Today, it seems almost impossible to me that a startup without investors could achieve the same level of success as those early Internet companies that have become global corporations. If someone has a good idea, the company is either bought out immediately, or the idea is simply stolen by companies such as Rocket Internet, whose deep pockets quickly ensure that the copy prevails over the original.
The successful startups largely gained discipline and structure from these investors though. Lots of the mid-1990s companies succeeded because of this investment andthe structure that came with it.
I get to deal with tech support now for my parents and my college-age trainees. Basic Windows shit. None of them had to learn Windows basics or coding languages of any kind, but I did. My degrees are in psychology so it’s not like I purposely acquired these skills for work, but I couldn’t do my work without a thorough understanding of how to work around PC limitations and forcing proprietary laboratory software to do what I want it to do.
Young people didn’t disrupt industries, computers did. Now computers are in every industry so disruption is hard again.
So we can expect young computers to do it again?
Information is a close secondary power to wealth. If you have more information than someone else, you can leverage that difference to increase your wealth while decreasing theirs.
There’s a reason all these big companies want your data…
Lol. If I have to explain what “show me file system” and “save files where I want you to save them” mean, that one generation is millennials
Edit: oh, I get it. Sorry. Well, it does seem like that
Pretty sure millennials are the only generation to properly know how to work a computer. Gen z and alpha grew up on smartphones.
Don’t forget GenX, they cut their teeth on DOS and other such horrors.
Every generation learns the technology that they grow up with then as they grow older and wiser think “screw this new shit, none of it makes my life any better”. We’re literally chasing our own tales
Utterly ass-backwards. Young people can’t use computers for shit, they’re usually worse than Boomers. It’s GenX and Millenials that actually know their ass from a hole in the ground.
That’s the point of the post
I am not a smart man. :(
It’s ok, as long as you know your ass from a hole in the ground.
The “young people disrupting industries” talking points were raised mostly in relationship to genx and millennials.

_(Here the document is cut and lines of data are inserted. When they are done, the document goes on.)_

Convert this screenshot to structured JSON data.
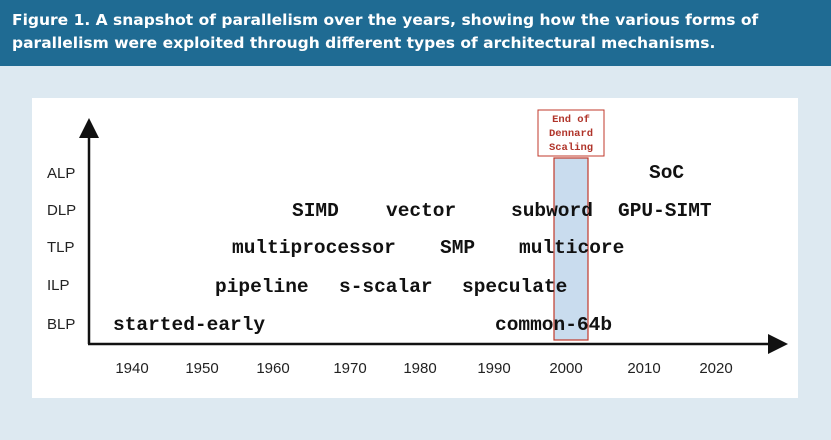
{
  "caption": {
    "line1": "Figure 1. A snapshot of parallelism over the years, showing how the various forms of",
    "line2": "parallelism were exploited through different types of architectural mechanisms."
  },
  "y_axis": {
    "levels": [
      "ALP",
      "DLP",
      "TLP",
      "ILP",
      "BLP"
    ]
  },
  "x_axis": {
    "ticks": [
      "1940",
      "1950",
      "1960",
      "1970",
      "1980",
      "1990",
      "2000",
      "2010",
      "2020"
    ]
  },
  "highlight": {
    "label_lines": [
      "End of",
      "Dennard",
      "Scaling"
    ],
    "fill": "#c9dcee",
    "stroke": "#c0392b"
  },
  "terms": {
    "alp_soc": "SoC",
    "dlp_simd": "SIMD",
    "dlp_vector": "vector",
    "dlp_subword": "subword",
    "dlp_gpu_simt": "GPU-SIMT",
    "tlp_multiprocessor": "multiprocessor",
    "tlp_smp": "SMP",
    "tlp_multicore": "multicore",
    "ilp_pipeline": "pipeline",
    "ilp_s_scalar": "s-scalar",
    "ilp_speculate": "speculate",
    "blp_started_early": "started-early",
    "blp_common_64b": "common-64b"
  }
}
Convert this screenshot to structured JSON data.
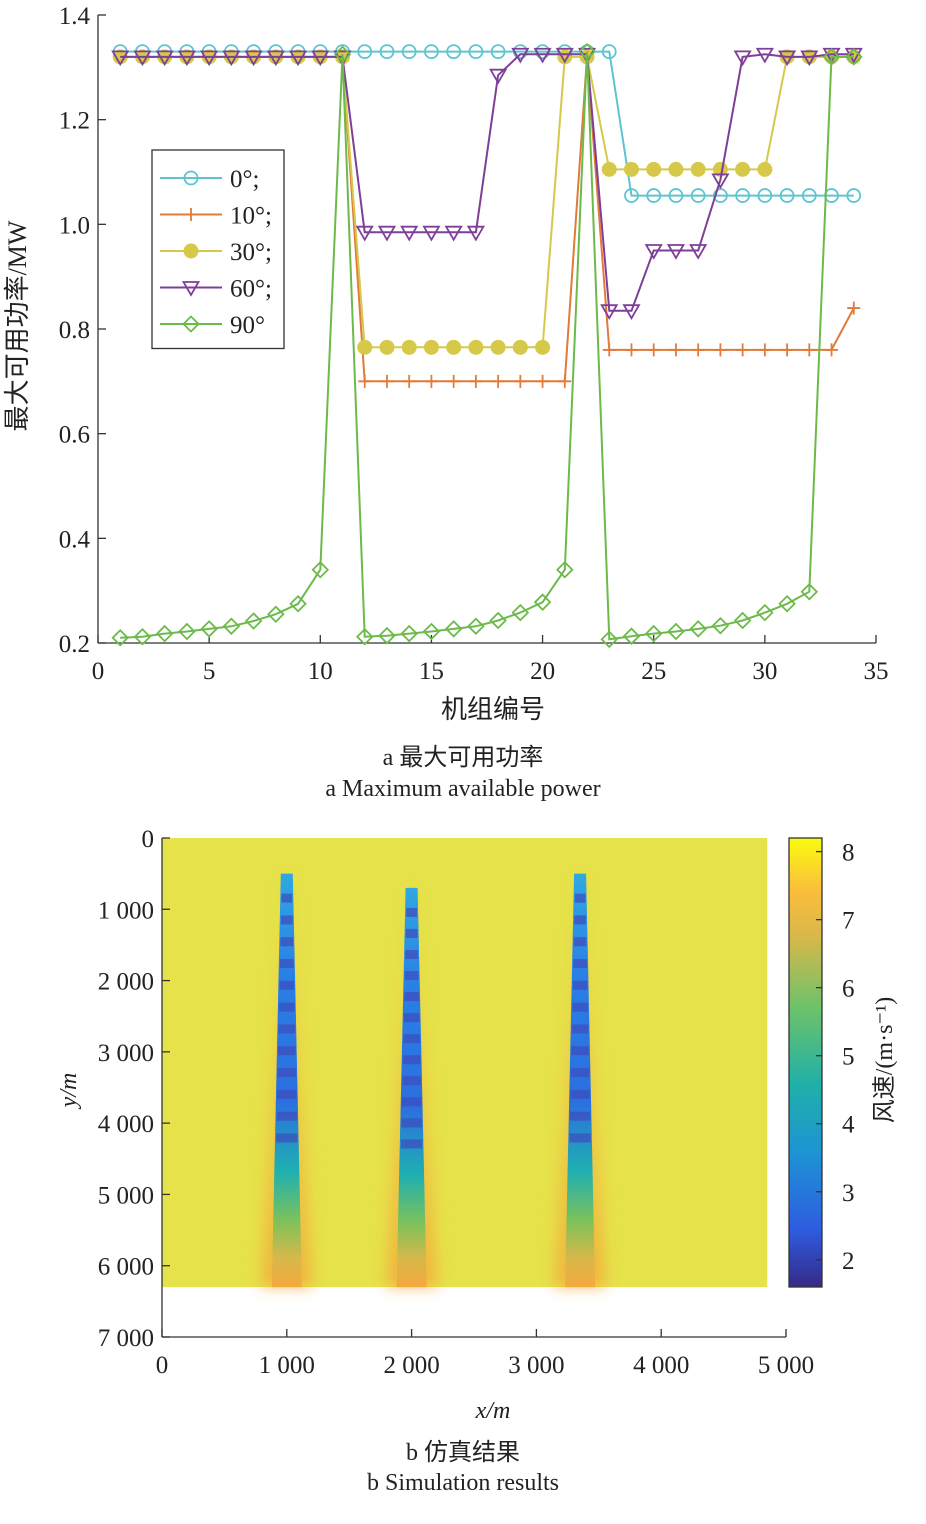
{
  "captions": {
    "a_cn": "a 最大可用功率",
    "a_en": "a Maximum available power",
    "b_cn": "b 仿真结果",
    "b_en": "b Simulation results"
  },
  "chart_data": [
    {
      "type": "line",
      "xlabel": "机组编号",
      "ylabel": "最大可用功率/MW",
      "xlim": [
        0,
        35
      ],
      "ylim": [
        0.2,
        1.4
      ],
      "xticks": [
        0,
        5,
        10,
        15,
        20,
        25,
        30,
        35
      ],
      "yticks": [
        0.2,
        0.4,
        0.6,
        0.8,
        1.0,
        1.2,
        1.4
      ],
      "ytick_labels": [
        "0.2",
        "0.4",
        "0.6",
        "0.8",
        "1.0",
        "1.2",
        "1.4"
      ],
      "legend_position": "left",
      "x": [
        1,
        2,
        3,
        4,
        5,
        6,
        7,
        8,
        9,
        10,
        11,
        12,
        13,
        14,
        15,
        16,
        17,
        18,
        19,
        20,
        21,
        22,
        23,
        24,
        25,
        26,
        27,
        28,
        29,
        30,
        31,
        32,
        33,
        34
      ],
      "series": [
        {
          "name": "0°;",
          "color": "#5ec4cf",
          "marker": "circle-open",
          "values": [
            1.33,
            1.33,
            1.33,
            1.33,
            1.33,
            1.33,
            1.33,
            1.33,
            1.33,
            1.33,
            1.33,
            1.33,
            1.33,
            1.33,
            1.33,
            1.33,
            1.33,
            1.33,
            1.33,
            1.33,
            1.33,
            1.33,
            1.33,
            1.055,
            1.055,
            1.055,
            1.055,
            1.055,
            1.055,
            1.055,
            1.055,
            1.055,
            1.055,
            1.055
          ]
        },
        {
          "name": "10°;",
          "color": "#e07b39",
          "marker": "plus",
          "values": [
            1.32,
            1.32,
            1.32,
            1.32,
            1.32,
            1.32,
            1.32,
            1.32,
            1.32,
            1.32,
            1.32,
            0.7,
            0.7,
            0.7,
            0.7,
            0.7,
            0.7,
            0.7,
            0.7,
            0.7,
            0.7,
            1.32,
            0.76,
            0.76,
            0.76,
            0.76,
            0.76,
            0.76,
            0.76,
            0.76,
            0.76,
            0.76,
            0.76,
            0.84
          ]
        },
        {
          "name": "30°;",
          "color": "#d6c94a",
          "marker": "circle-filled",
          "values": [
            1.32,
            1.32,
            1.32,
            1.32,
            1.32,
            1.32,
            1.32,
            1.32,
            1.32,
            1.32,
            1.32,
            0.765,
            0.765,
            0.765,
            0.765,
            0.765,
            0.765,
            0.765,
            0.765,
            0.765,
            1.32,
            1.32,
            1.105,
            1.105,
            1.105,
            1.105,
            1.105,
            1.105,
            1.105,
            1.105,
            1.32,
            1.32,
            1.32,
            1.32
          ]
        },
        {
          "name": "60°;",
          "color": "#7e3f98",
          "marker": "triangle-down-open",
          "values": [
            1.32,
            1.32,
            1.32,
            1.32,
            1.32,
            1.32,
            1.32,
            1.32,
            1.32,
            1.32,
            1.32,
            0.985,
            0.985,
            0.985,
            0.985,
            0.985,
            0.985,
            1.285,
            1.325,
            1.325,
            1.325,
            1.325,
            0.835,
            0.835,
            0.95,
            0.95,
            0.95,
            1.085,
            1.32,
            1.325,
            1.32,
            1.32,
            1.325,
            1.325
          ]
        },
        {
          "name": "90°",
          "color": "#6cba4a",
          "marker": "diamond-open",
          "values": [
            0.21,
            0.212,
            0.218,
            0.222,
            0.227,
            0.232,
            0.242,
            0.255,
            0.275,
            0.34,
            1.325,
            0.212,
            0.214,
            0.218,
            0.222,
            0.227,
            0.232,
            0.243,
            0.258,
            0.278,
            0.34,
            1.33,
            0.207,
            0.213,
            0.218,
            0.222,
            0.227,
            0.233,
            0.243,
            0.258,
            0.275,
            0.298,
            1.32,
            1.32
          ]
        }
      ]
    },
    {
      "type": "heatmap",
      "xlabel": "x/m",
      "ylabel": "y/m",
      "xlim": [
        0,
        5000
      ],
      "ylim": [
        0,
        7000
      ],
      "y_direction": "downward",
      "xticks": [
        0,
        1000,
        2000,
        3000,
        4000,
        5000
      ],
      "xtick_labels": [
        "0",
        "1 000",
        "2 000",
        "3 000",
        "4 000",
        "5 000"
      ],
      "yticks": [
        0,
        1000,
        2000,
        3000,
        4000,
        5000,
        6000,
        7000
      ],
      "ytick_labels": [
        "0",
        "1 000",
        "2 000",
        "3 000",
        "4 000",
        "5 000",
        "6 000",
        "7 000"
      ],
      "domain_x": [
        0,
        4850
      ],
      "domain_y": [
        0,
        6300
      ],
      "background_speed": 8,
      "wake_rows": [
        {
          "x": 1000,
          "y_start": 500,
          "y_end": 6300
        },
        {
          "x": 2000,
          "y_start": 700,
          "y_end": 6300
        },
        {
          "x": 3350,
          "y_start": 500,
          "y_end": 6300
        }
      ],
      "colorbar": {
        "label": "风速/(m·s⁻¹)",
        "min": 1.6,
        "max": 8.2,
        "ticks": [
          2,
          3,
          4,
          5,
          6,
          7,
          8
        ]
      },
      "colormap": "parula"
    }
  ]
}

People like Jeff Bezos, the “pay-pal mafia” people, Zuck, Karp, Silverman and Sharp, etc.
Yeah, it was the millennials who were “disrupting” industries and “killing” industries.
Yeah, generally the article titles were all “How Millennials are destroying the [x] industry,” because they had the Internet available just before the corruption of hypercapitalism, and used it to inform their culture and decisions. The earlier days of google search where you could find good information that wasn’t SEO poisoned. Whereas today “Internet = Phone = Facebook/Twitter/Instagram/TikTok” to the majority of people. Terrible day for the World Wide Web than the ad industry realized you can pay models and celebs to create FOMO for shit like Stanley Cups.
I was told they didn’t know ‘how to use computers’.
I’ve seen little evidence of it, in general. That so many are still giving out all their personal information for free (and seeing no problem with it) is kind of telling.